Sementara untuk SMA sejajar pada umumnya penggunaan kendaraan di perbolehkan mengingat usia anak didik juga dianggap cukup matang memahami tata cara mengemudi kendaraan di jalan.
" Meskipun demikian keberadaan kendaraan di tangan anak anak mesti perlu perhatian ,misal soal pemarkiran dan anjuran untuk tidak ngebut di jalan " gagas salah seorang wali murid,Budi dari desa Bukit Lipai kecamatan Batang Cenaku kabupaten Indragiri hulu (Inhu) saat berbincang dengan awak Media Online Nasional (MON) belum lama ini.
Hal remeh temeh satu lagi adalah di seputar urusan makanan dan jajanan. Pada mumnya orang tua di rumah menyediakan sarapan anak anak dengan pengolahan yang cukup sehat. Sudah barang pasti karena ini akan dikosumsi oleh si buah hati.
Kendati demikian, masih ada orang tua,khususnya ibu ibu lalai dalam persoalan yang satu ini. Saat mereka ,para ibu ibu kesiangan bangun pagi,atau malas mengolah makanan tentu mereka akan memilih untuk memberikan uang sangu lebih dengan tujuan agar anaknya bisa sarapan di kantin sekolah.
Walhasil, anak anakpun mau mau saja, terlebih dengan uang di tangan bisa bebas membeli apa saja. Memang selama ini khususnya di wilayah kecamatan Batang Cenaku belumlah ada kejadian fatal akibat sembarang makanan atau jajanan.
Namun, perkara yang satu ini juga pelik untuk diduga. Sebab, namanya makanan atau jajanan banyak dijual di jalanan. Bukan hanya kantin yang dimakan akan tetapi istilahnya jalanan pun di telan. Maksudnya ini adalah makanan.
Menyikapi hal ini, beberapa orang tua atau wali murid di wilayah kecamatan Batang Cenaku berpendapat ada cara efektif yang kudu dilakukan, baik oleh sekolah ataupun ibu ibu dirumah. Kesehatan jiwa raga anak didik adalah kesehatan generasi Indonesia dalam jangka panjang.
Hingga demikian, peranan yang dimaksud sangat penting dilakukan. Misal, ibu ibu rutin melakukan komunikasi dengan anak juga si pemilik tempat jualan makanan. Ibu ibu bisa bertanya secara detail kepada anak tentang makan di mana, minum dimana dan sama siapa.
Peran sekolah juga sangat penting dalam urusan ini.

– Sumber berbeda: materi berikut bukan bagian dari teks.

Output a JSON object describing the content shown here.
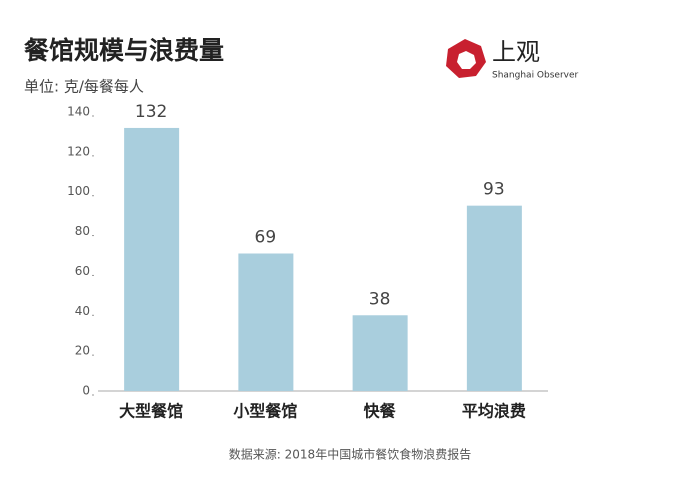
{
  "chart_data": {
    "type": "bar",
    "title": "餐馆规模与浪费量",
    "subtitle": "单位: 克/每餐每人",
    "categories": [
      "大型餐馆",
      "小型餐馆",
      "快餐",
      "平均浪费"
    ],
    "values": [
      132,
      69,
      38,
      93
    ],
    "color": "#a9cedd",
    "ylim": [
      0,
      140
    ],
    "yticks": [
      0,
      20,
      40,
      60,
      80,
      100,
      120,
      140
    ],
    "grid": false,
    "source": "数据来源: 2018年中国城市餐饮食物浪费报告"
  },
  "logo": {
    "name": "上观",
    "tagline": "Shanghai Observer"
  }
}
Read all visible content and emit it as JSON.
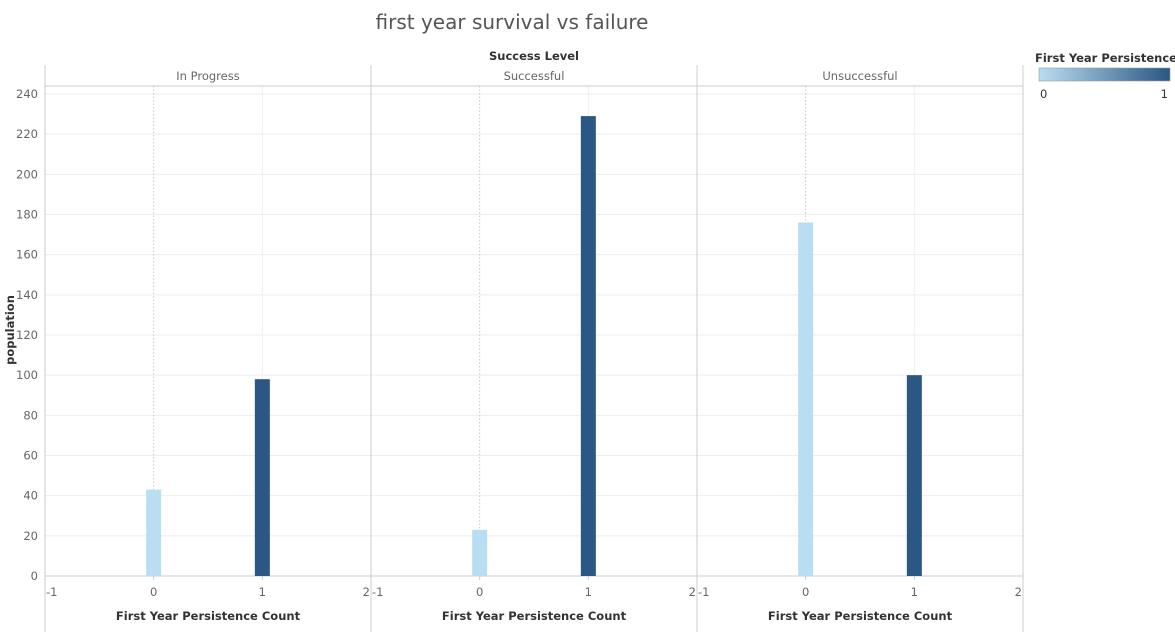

Sekolah bisa melakukan pemeriksaan ramah terhadap beberapa kedai penjual makanan yang selalu dikunjungi anak didik. Tak hanya kantin sekolah,namun di seberang jalan sana juga banyak kedai jajanan. Ini bisa dilakukan pendekatan sosial oleh sekolah dengan tujuan memperoleh keyakinan bahwa makanan dan jajanan dalam aman.
" Selamat siang ibu, mohon maaf mengganggu, anaknya sakit perut di sekolah mohon dijemput " demikian bunyi suara dari telpon dari guru belum lama ini kepada seorang ibu berinisial SA (40) .
" Oh, iya..anaku tidak sarapan pagi tadi,tapi aku kasih uang buat sarapan dan jajan, apa lupa dia sarapan ya " desis sang Ibu dalam hati diadukan kepada awak media ini.(*)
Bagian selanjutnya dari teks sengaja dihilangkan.